Yazdığım senaryo hakkında ne kadar çok yorum gelmil ve ben daha yeni görüyorum yazık bana 😳 😳 😳
Şimdi öncelikli olarak şunu söyliyeyim arkadaşlar bu bir ilk senaryo değil! Bu kimseyi yanıltmasın.
bence sedayı hiç aşağı indirmeyip, asansördeki an ve sohbetleri bir bu kadar daha uzatıp sadece 1-2 kere sedanın endişeli olduğundan bahsedersen, harika film çıkar.
Demiş fiddler!
Seda'yı aşağı indirmemin tek bir sebebi var.
Senaryo'da Hasan kardeşini kaybettiğinden, hatta vahim bir olay sonucu yerini bilmediğinden hatta yaşayıp yaşamadığından bile emin olmadığından bahsediyor. Ama yine de aramıyor, arayamıyor!!! Polise gide miyor mesela!

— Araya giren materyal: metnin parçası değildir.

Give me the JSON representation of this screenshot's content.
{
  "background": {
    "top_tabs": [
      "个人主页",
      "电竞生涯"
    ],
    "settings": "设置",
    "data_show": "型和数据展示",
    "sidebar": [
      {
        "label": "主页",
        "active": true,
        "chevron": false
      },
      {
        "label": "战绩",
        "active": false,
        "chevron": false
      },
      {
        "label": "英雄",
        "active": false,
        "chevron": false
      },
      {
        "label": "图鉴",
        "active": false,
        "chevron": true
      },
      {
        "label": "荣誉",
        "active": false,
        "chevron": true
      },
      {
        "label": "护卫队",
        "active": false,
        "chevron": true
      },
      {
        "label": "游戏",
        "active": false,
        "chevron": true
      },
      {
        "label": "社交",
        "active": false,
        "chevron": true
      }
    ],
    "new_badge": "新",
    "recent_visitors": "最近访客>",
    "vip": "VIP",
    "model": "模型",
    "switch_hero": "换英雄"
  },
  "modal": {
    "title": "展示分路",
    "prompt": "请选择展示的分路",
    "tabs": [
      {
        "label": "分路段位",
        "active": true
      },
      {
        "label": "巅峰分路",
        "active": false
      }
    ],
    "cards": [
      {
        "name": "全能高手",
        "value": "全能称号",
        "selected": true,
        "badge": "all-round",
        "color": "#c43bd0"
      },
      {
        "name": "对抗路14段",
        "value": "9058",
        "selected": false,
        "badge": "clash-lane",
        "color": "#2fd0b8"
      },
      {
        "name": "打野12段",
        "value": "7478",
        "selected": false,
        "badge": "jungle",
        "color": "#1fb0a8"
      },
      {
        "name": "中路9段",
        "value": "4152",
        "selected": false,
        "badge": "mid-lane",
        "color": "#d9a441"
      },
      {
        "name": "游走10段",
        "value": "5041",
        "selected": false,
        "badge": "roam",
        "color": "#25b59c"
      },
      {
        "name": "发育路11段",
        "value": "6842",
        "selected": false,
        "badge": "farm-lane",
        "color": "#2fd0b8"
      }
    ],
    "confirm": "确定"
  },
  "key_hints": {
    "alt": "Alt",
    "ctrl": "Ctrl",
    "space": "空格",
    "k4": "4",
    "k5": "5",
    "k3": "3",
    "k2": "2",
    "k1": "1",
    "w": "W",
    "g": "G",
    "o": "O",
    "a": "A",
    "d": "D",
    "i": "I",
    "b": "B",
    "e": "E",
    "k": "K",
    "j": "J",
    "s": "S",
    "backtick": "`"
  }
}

Ama Seda çok basit bir şekilde 5 dakika geç kalan sevgilisi için sokaklara düşebiliyor. İki hayat algısı arasındaki çelişkiyi vermek istemiştim... Ama söylediğin şekli de düşünmek lazım. Teşekkürler fiddler!
Ve süheyptosun demiş ki:
senaryo kesinlikle sıradan değil hatta marjinal bile. bir asansörde farklı kesimlerden insanların karşılaşması, gecesini asarsörde geçiren bir insan vs... bunlar bana hiç sıradan gelmedi. ayrıca duygu sömürüsü falanda yok. sanırım sıradanlıkla sadeliği karıştırıyoruz. en azından ben çok sade ve hoş bir senaryo olduğunu düşünüyorum. hatta birazda ileri giderek harika bir senaryoda diyebilirim.
saygılar
başarılar...
Öncelikli olarak çok teşekkürler...
Sıradan diyenleri anlıyorum ki kısmen katılıyorum çünkü sıradan diyenler şöyle şeyler düşünüyorlar diye tahmin ediyorum:
-Böyle ekstrem olaylar falan olacak, gündelik hayatta çok sık karşılaşılaşılabilecek bir olay olmayacak vesaire... (Gerçi benim hikayem de çok sık karşılaşılacak bir hikaye değil ama karakterler sanki hikayeyi "sıradanlaştırıyor"- o anlama göre)
Ben kelimlere çok fazla takılmam sıradan diyenin neden sıradan dediğini anladığım taktirde benim için bir sorun yoktur! Sıradandır senaryo yani o zaman benim için de...
Ve senin hikayeyi beğenmiş olman da çok sevindirdi beni...
Teşekkürler!
Bir an için çok mu kötü oldu be diye düşünmüştüm hani! -öyle olmadığını kendim bilsem de- 😀
Ve son olarak bu bir film haline getirilirse, senaryo ve hikaye ağırlıklı bir film olacaktır. (Kendim de çok tasvip etmesem de!) Ama yine yönetmende biter her şey.
Hımm.Ok.Eyvallah
bir garip ölmüş diyeler,üç günden sonra duyalar,kısa film ile yuğalar,şöyle garip bencileyin
bence sıradan gibi görünsede harika olmuş.. bence kimse bilmiyo aynı poşete giren elmayla domatesin çektiğini senarist gösterene kadar.. görülmeyeni göstermeli film ki bi renk katsın ekrana...
eleştirel bi gözle bakacak olursak bir iki de ekleme yapmak istiyorum izin verirsen.. sevgilisi asansörün bozuk olabileceini bilmesi gerekir.. yani ilk asansöre bakar böyle bi durumda.. bi de sekizinci kat yürümeyi seçmek için çok bence..ayrıca arabada konuştuu için kızda çıkmaz aramaya gelince bulamaz diye...
bi de burağın yanında kalem olsa.. bi balık çizse hasan... burak beğense takdir etse.. sonra eve geldiğinde kıza söylemiyo ya aslında.. kız da bişi demiyo... ya yemekte aynı balık olabilir ya da kızın paltosunun cebinde de aynı resimden bulabilir... film sonunda macera arayanlara da hoş görünebilir nacizane fikrim...
başarılarının devamını dilerim.. saygılar... dr_domine...
BELİEVE IN ANGELS
çok yararlı olabilecek eleştiriler teşekkürler dr domine!